Hanson's attorney, John McGuinn, did not return phone calls seeking comment, but he indicated last Thursday in an interview with Y! Sports that a civil suit – likely against Cable and the Raiders – would proceed regardless of Lieberstein's decision. "I personally could care less whether they prosecute the case, because we don't need the DA to prosecute this case to pursue it as a civil matter," McGuinn said at the time. "His case is as strong without the criminal prosecution as it is with it."

On Thursday McGuinn told AOL Fanhouse, "We have our civil case and we will proceed accordingly." The attorney seemed to begin laying the groundwork later Thursday when he told Comcast SportsNet Bay Area that people will soon find out that Cable is "not a nice guy."

"All I know is they had abundant evidence to proceed, but they chose not to," McGuinn told the cable channel. "I don't know why they didn't."

On Wednesday, Hanson drove to Napa and spent nearly three hours being interviewed by Napa Police detective Mike Walund for a third time since the Aug. 5 incident which landed him in an emergency room with a fractured jaw and two cracked teeth. A source close to Hanson said he was asked to go over his account again in great detail and was pressed about possible inconsistencies, but that the coach insisted to Walund, "My story has never changed."

Cable could still face discipline under the NFL's personal conduct policy. The league issued a statement after Thursday's announcement saying it would review the decision and "following that review, we will take appropriate action, if any, under our policies."

Said Raiders spokesperson Mike Taylor in a statement, "The Raider organization waited patiently for a comprehensive legal process to conclude and now this matter has been resolved. Our focus has been and remains on the New York Jets."

Sources close to Hanson, who is still on the Raiders' payroll but has been asked to stay away from the team's training facility, say he is worried that the fallout of Thursday's announcement will keep him from landing another coaching job. However, one source said, Hanson remains confident that "there's a long way to go and this will all work out in the end after all the facts are brought to light."
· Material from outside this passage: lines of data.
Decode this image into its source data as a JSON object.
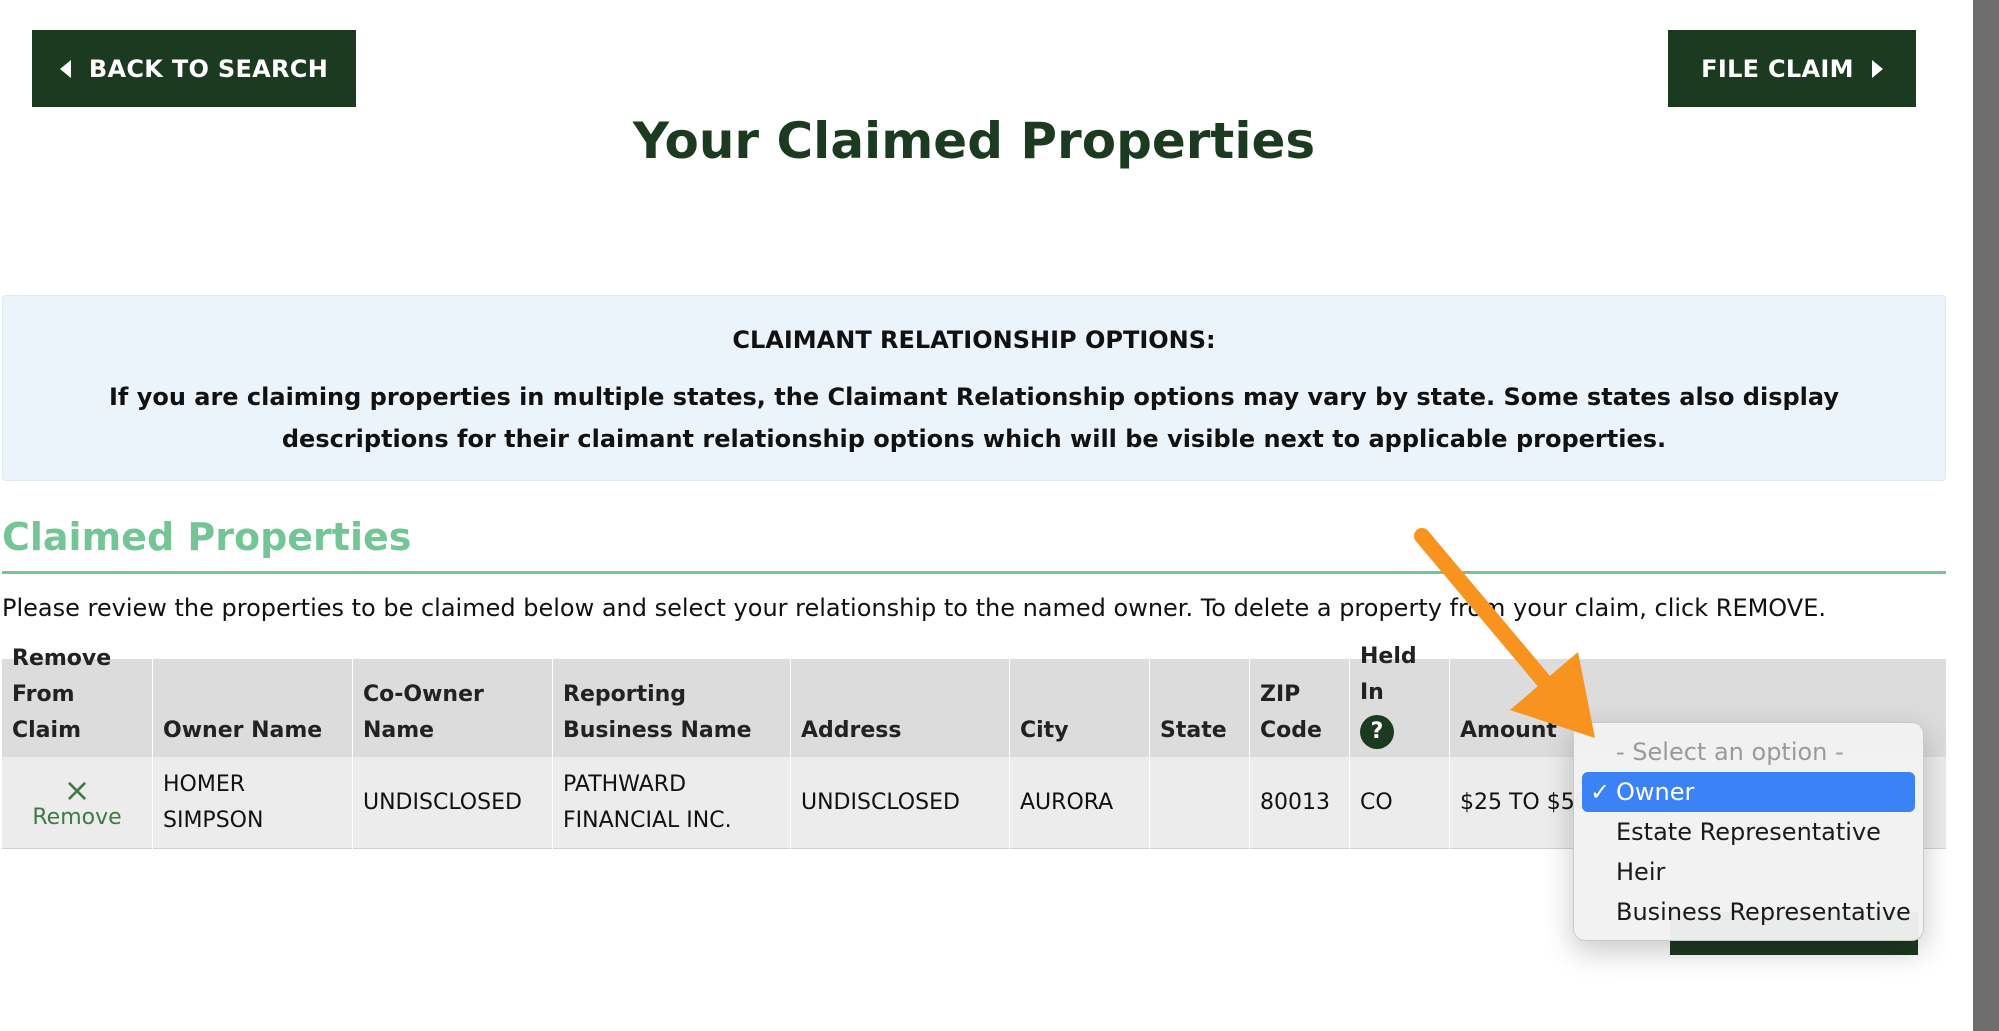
{
  "header": {
    "back_label": "BACK TO SEARCH",
    "file_label": "FILE CLAIM",
    "page_title": "Your Claimed Properties"
  },
  "info_box": {
    "heading": "CLAIMANT RELATIONSHIP OPTIONS:",
    "body": "If you are claiming properties in multiple states, the Claimant Relationship options may vary by state. Some states also display descriptions for their claimant relationship options which will be visible next to applicable properties."
  },
  "section": {
    "title": "Claimed Properties",
    "instructions": "Please review the properties to be claimed below and select your relationship to the named owner. To delete a property from your claim, click REMOVE."
  },
  "table": {
    "headers": {
      "remove": "Remove From Claim",
      "owner": "Owner Name",
      "coowner": "Co-Owner Name",
      "reporting": "Reporting Business Name",
      "address": "Address",
      "city": "City",
      "state": "State",
      "zip": "ZIP Code",
      "held_in": "Held In",
      "held_in_help": "?",
      "amount": "Amount"
    },
    "rows": [
      {
        "remove_icon": "×",
        "remove_label": "Remove",
        "owner": "HOMER SIMPSON",
        "coowner": "UNDISCLOSED",
        "reporting": "PATHWARD FINANCIAL INC.",
        "address": "UNDISCLOSED",
        "city": "AURORA",
        "state": "",
        "zip": "80013",
        "held_in": "CO",
        "amount": "$25 TO $50"
      }
    ]
  },
  "relationship_dropdown": {
    "placeholder": "- Select an option -",
    "selected": "Owner",
    "check": "✓",
    "options": [
      "Owner",
      "Estate Representative",
      "Heir",
      "Business Representative"
    ]
  },
  "colors": {
    "brand_dark_green": "#1c3a20",
    "accent_green": "#74c595",
    "info_bg": "#ebf4fa",
    "arrow_orange": "#f7931e",
    "select_blue": "#3b82f6"
  }
}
Though Hanson wouldn't elaborate on his feelings about Lieberstein's decision not to file charges, he did indicate that he has not stopped rooting for the Raiders in the wake of the two-month ordeal.

"If there's a silver lining," he said, "it's that they got this out of the way on a Thursday, and now they can focus on [playing] the Jets [Sunday]. This is a really important game, and maybe this decision will help them win."